Who is Anthony Horowitz?
Anthony Horowitz is one of Britain’s most remarkably versatile writers —
a man who has written authorised continuations of both Sherlock Holmes
and James Bond, created two long-running television institutions, and
simultaneously built one of the cleverest ongoing mystery series of the
past decade. That combination of range and quality is nearly without
precedent in contemporary crime fiction.
Television audiences know Horowitz as the screenwriter behind Midsomer
Murders, which he created and ran for many years, and Foyle’s War,
the wartime detective drama widely regarded as among the finest British
crime television ever made. He also created the young adult spy series
Alex Rider, which has been adapted for television and continues to reach
new generations of readers.
In prose, Horowitz has written authorised Sherlock Holmes novels —
including The House of Silk and Moriarty — with the blessing of the
Conan Doyle estate, and two authorised James Bond novels, Trigger
Mortis and Forever and a Day. These are not pastiche; they are
confident, technically accomplished additions to canonical series.

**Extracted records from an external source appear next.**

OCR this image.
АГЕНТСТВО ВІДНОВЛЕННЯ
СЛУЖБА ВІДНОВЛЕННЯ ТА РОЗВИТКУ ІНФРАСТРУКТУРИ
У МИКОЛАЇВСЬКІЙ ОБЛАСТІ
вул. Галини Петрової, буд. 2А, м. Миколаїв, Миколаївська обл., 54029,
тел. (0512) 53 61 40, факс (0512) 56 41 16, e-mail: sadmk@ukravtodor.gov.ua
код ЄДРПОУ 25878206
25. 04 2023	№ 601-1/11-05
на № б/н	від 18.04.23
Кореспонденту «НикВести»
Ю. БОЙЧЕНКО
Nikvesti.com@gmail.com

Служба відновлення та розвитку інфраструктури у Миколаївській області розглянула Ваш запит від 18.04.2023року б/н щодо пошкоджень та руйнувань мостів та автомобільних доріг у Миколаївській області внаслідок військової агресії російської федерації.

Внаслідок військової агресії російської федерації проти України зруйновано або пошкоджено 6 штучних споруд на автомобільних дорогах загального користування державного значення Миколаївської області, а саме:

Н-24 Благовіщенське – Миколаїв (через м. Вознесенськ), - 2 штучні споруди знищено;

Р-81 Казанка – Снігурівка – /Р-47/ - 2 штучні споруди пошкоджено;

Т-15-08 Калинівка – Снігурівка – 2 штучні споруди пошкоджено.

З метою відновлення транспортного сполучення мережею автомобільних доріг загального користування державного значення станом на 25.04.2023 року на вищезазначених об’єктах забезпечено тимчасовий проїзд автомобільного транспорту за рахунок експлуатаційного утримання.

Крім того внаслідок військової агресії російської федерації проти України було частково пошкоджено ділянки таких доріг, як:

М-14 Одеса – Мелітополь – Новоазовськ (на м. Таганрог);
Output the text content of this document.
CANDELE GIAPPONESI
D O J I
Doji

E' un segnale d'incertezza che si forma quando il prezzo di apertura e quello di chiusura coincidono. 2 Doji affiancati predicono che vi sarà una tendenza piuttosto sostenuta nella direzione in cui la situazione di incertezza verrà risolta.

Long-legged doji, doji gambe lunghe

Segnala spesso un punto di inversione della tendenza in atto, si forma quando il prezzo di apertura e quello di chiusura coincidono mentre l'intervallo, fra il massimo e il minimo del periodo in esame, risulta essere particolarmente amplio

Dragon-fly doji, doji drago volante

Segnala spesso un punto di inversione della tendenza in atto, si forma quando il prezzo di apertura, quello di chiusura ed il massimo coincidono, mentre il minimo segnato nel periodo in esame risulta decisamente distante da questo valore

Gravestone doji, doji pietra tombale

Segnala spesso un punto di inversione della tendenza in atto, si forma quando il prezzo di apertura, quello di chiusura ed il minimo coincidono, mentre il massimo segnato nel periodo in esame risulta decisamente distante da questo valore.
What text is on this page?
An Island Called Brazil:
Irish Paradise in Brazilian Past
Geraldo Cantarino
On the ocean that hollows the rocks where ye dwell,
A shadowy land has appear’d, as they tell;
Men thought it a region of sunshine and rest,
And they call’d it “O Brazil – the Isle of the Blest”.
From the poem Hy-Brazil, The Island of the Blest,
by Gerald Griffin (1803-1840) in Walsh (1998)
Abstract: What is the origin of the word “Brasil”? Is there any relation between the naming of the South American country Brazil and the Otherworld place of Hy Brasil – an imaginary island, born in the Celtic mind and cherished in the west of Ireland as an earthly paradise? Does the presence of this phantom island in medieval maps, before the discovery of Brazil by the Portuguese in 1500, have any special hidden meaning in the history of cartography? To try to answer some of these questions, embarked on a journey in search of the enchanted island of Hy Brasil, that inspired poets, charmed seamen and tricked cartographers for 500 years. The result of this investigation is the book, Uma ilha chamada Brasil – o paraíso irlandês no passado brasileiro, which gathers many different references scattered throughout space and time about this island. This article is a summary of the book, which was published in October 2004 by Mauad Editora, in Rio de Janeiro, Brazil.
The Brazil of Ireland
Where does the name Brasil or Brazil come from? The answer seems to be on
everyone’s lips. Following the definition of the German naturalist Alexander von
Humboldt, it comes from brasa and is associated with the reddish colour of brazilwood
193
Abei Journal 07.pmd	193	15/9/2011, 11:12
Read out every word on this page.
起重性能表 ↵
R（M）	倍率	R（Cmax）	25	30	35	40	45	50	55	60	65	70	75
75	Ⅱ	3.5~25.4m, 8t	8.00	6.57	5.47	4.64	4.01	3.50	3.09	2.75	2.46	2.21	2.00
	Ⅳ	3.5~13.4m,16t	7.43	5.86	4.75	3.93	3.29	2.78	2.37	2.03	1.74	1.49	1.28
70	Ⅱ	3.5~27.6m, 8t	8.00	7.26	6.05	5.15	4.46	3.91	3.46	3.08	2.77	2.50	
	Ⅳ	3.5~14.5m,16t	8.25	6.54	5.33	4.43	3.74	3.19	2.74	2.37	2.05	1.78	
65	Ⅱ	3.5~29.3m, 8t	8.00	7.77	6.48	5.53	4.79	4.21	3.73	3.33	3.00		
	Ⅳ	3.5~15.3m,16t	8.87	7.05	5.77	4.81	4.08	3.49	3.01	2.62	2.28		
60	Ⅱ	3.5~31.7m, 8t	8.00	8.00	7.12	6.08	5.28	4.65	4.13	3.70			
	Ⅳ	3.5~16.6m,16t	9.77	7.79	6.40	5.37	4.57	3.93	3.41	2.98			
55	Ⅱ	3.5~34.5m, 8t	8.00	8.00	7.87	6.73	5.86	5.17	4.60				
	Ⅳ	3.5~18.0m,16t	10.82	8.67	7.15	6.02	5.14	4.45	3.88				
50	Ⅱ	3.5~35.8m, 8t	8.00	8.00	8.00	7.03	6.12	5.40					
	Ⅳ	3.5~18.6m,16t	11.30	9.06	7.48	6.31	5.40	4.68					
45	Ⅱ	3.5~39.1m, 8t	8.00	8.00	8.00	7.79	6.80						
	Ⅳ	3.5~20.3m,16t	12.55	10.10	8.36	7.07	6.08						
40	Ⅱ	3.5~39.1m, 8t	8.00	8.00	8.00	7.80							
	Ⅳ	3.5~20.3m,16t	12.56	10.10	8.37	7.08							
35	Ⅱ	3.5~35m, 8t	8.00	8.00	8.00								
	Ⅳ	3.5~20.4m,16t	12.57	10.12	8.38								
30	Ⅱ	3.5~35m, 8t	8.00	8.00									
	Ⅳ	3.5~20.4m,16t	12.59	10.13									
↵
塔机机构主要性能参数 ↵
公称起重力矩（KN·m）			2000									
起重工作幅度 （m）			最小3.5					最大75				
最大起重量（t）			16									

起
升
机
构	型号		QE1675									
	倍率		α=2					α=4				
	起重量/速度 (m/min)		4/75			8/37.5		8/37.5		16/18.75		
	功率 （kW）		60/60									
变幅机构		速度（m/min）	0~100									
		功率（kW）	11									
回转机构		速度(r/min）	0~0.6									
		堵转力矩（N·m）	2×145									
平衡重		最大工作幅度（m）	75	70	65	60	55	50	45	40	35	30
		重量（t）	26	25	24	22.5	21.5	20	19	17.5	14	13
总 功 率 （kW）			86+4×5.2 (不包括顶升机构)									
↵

His most personal and inventive work, however, is the Hawthorne &
Horowitz series. Here, Horowitz writes himself as a character — the
Watson to ex-detective Daniel Hawthorne’s Holmes. Horowitz-the-character
is hired to shadow Hawthorne and document his cases, creating a series
that is both a genuinely puzzling mystery and a sustained meditation on
the act of writing detective fiction. The meta-layer never overwhelms the
plotting, which is rigorous and fair-play.
Horowitz brings to the series a lifetime of professional craft. Every
book moves efficiently, respects the reader’s intelligence, and delivers
a satisfying resolution. The Hawthorne character — difficult, opaque,
occasionally unpleasant — is one of the more memorable creations in
recent British crime writing.
Quick facts
- Born: 1955, London
- Nationality: British
- Genre: Crime fiction, mystery
- Best known for: Hawthorne & Horowitz series, Midsomer Murders,
Foyle’s War, Alex Rider
- TV credits: Midsomer Murders (creator), Foyle’s War (creator)
- Authorised continuations: Sherlock Holmes, James Bond
- OBE awarded for services to literature
What order should I read Anthony Horowitz’s books?
For the Hawthorne & Horowitz series, start with The Word is Murder —
it introduces the unusual Horowitz-as-narrator conceit and establishes
the dynamic between the two central characters. Reading in publication
order matters here: Horowitz builds Hawthorne’s backstory gradually,
and details seeded early pay off in later books.